Future Directions in AI and Multimodal Generation

The implications of the MoNL paradigm are wide-ranging for multimodal generative modeling. Notably:

The compositional flexibility afforded by vectorized noise could facilitate conditional modelling in higher-order multi-modality domains (e.g., language–visual–audio triads).
The transformer backbone, demonstrated in this context for video+audio latency, is likely extensible to even longer-term sequence modeling and scaling to higher resolutions using hierarchical or multi-stage transformers.
The training paradigm could serve as a blueprint for universal multi-task generative modeling where model capacity is shared across diverse generative and inpainting/imputation functions.
Classifier-free guidance is supported naturally by the MoNL construction, suggesting broader implications for controllable content generation.

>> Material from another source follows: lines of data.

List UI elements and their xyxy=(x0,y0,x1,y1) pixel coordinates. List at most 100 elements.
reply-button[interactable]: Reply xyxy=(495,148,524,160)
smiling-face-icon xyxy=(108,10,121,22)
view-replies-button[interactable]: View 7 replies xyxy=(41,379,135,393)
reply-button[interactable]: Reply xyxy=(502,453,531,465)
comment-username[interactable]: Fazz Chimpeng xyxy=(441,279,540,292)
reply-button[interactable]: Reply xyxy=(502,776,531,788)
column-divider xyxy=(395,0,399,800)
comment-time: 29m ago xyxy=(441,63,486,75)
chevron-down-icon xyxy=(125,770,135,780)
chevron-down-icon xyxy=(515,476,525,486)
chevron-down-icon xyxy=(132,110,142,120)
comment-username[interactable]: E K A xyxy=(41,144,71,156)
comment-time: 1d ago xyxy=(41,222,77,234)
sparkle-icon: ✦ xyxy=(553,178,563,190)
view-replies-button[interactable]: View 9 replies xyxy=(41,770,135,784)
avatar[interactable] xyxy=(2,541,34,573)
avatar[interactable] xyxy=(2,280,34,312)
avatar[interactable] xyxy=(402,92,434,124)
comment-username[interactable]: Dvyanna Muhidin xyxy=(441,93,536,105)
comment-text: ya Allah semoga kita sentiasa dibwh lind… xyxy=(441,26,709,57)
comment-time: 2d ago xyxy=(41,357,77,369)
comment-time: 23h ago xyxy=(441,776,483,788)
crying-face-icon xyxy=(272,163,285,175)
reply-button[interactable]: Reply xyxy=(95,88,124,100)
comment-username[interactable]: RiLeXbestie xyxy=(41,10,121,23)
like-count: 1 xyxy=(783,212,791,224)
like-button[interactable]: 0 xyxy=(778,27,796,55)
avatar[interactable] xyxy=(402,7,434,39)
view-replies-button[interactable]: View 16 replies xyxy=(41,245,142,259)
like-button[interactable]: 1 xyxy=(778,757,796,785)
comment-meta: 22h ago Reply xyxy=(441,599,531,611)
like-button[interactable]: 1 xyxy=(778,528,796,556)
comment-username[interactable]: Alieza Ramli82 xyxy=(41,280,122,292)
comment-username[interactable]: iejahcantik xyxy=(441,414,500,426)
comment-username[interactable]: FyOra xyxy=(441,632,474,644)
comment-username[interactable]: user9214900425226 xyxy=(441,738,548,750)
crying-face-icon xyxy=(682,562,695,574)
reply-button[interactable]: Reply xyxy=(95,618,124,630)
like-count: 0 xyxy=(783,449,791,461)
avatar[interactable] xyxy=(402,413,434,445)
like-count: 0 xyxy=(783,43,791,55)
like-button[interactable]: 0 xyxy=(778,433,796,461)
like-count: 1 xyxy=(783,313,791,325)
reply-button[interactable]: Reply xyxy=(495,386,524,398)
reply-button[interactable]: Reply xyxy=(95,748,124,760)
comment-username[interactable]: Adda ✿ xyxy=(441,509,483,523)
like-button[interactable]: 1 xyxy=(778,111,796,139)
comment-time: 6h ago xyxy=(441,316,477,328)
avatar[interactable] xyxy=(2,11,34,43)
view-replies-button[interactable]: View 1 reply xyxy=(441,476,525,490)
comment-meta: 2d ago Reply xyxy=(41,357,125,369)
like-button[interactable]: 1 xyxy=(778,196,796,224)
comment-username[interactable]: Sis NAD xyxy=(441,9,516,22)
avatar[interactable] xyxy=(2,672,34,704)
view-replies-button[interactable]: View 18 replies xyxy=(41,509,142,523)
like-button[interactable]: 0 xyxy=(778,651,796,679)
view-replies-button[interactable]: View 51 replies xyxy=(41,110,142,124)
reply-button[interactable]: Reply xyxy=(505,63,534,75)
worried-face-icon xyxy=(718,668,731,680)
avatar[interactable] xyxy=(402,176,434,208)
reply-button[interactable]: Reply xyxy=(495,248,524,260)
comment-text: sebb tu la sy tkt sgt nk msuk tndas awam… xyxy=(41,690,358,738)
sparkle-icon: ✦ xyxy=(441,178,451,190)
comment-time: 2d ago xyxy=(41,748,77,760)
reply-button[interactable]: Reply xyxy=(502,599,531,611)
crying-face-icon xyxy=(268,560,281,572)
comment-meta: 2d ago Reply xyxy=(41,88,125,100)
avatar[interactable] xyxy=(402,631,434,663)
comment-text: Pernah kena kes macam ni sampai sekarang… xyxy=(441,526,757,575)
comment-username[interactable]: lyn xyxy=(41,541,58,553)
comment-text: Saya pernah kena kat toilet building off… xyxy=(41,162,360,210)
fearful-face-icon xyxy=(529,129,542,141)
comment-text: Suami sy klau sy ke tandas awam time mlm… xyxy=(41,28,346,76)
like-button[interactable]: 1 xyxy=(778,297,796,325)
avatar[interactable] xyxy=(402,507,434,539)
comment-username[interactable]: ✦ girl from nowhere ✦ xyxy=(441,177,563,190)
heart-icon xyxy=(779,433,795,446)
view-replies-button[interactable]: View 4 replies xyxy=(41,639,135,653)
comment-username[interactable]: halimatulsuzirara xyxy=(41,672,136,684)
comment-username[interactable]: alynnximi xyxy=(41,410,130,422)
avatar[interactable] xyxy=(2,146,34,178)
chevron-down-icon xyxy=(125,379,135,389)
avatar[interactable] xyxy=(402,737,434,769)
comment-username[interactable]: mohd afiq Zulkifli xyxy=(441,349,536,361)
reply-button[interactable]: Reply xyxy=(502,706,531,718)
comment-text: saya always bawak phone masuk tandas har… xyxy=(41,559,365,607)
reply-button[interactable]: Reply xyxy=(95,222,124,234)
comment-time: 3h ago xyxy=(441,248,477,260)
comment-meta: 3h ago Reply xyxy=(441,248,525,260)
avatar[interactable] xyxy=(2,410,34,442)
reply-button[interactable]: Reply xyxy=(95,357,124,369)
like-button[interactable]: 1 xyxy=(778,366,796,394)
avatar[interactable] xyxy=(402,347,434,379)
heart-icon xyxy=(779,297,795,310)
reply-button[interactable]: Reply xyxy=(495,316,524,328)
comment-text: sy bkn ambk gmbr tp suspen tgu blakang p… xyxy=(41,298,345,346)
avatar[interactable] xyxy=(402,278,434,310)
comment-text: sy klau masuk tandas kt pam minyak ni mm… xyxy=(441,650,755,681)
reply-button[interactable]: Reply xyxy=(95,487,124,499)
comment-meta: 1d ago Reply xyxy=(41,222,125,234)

There remain open questions regarding optimizing the mixing strategies for even more specialized tasks, incorporating text or symbolic control, and aligning model behavior with human perceptual expectations in complex multimodal settings. Integrating this explicit noise control with language-driven conditionality or third-party alignment/verification modules offers a promising trajectory for next-generation controllable multimedia generation systems.

Conclusion

The AVDiT with MoNL establishes a principled, versatile architecture for audiovisual generative modeling, supporting a comprehensive spectrum of conditional and unconditional generation tasks within a single transformer-based diffusion framework. By harnessing mixture-of-noise scheduling at the training stage, the approach bypasses the inflexibility and inefficiency of prior multi-conditional schemes, achieving strong empirical and subjective performance for temporally consistent, perceptually faithful audio-video synthesis tasks. This methodology sets the stage for further exploration of unified, scalable diffusion strategies across the multimodal generative modeling landscape.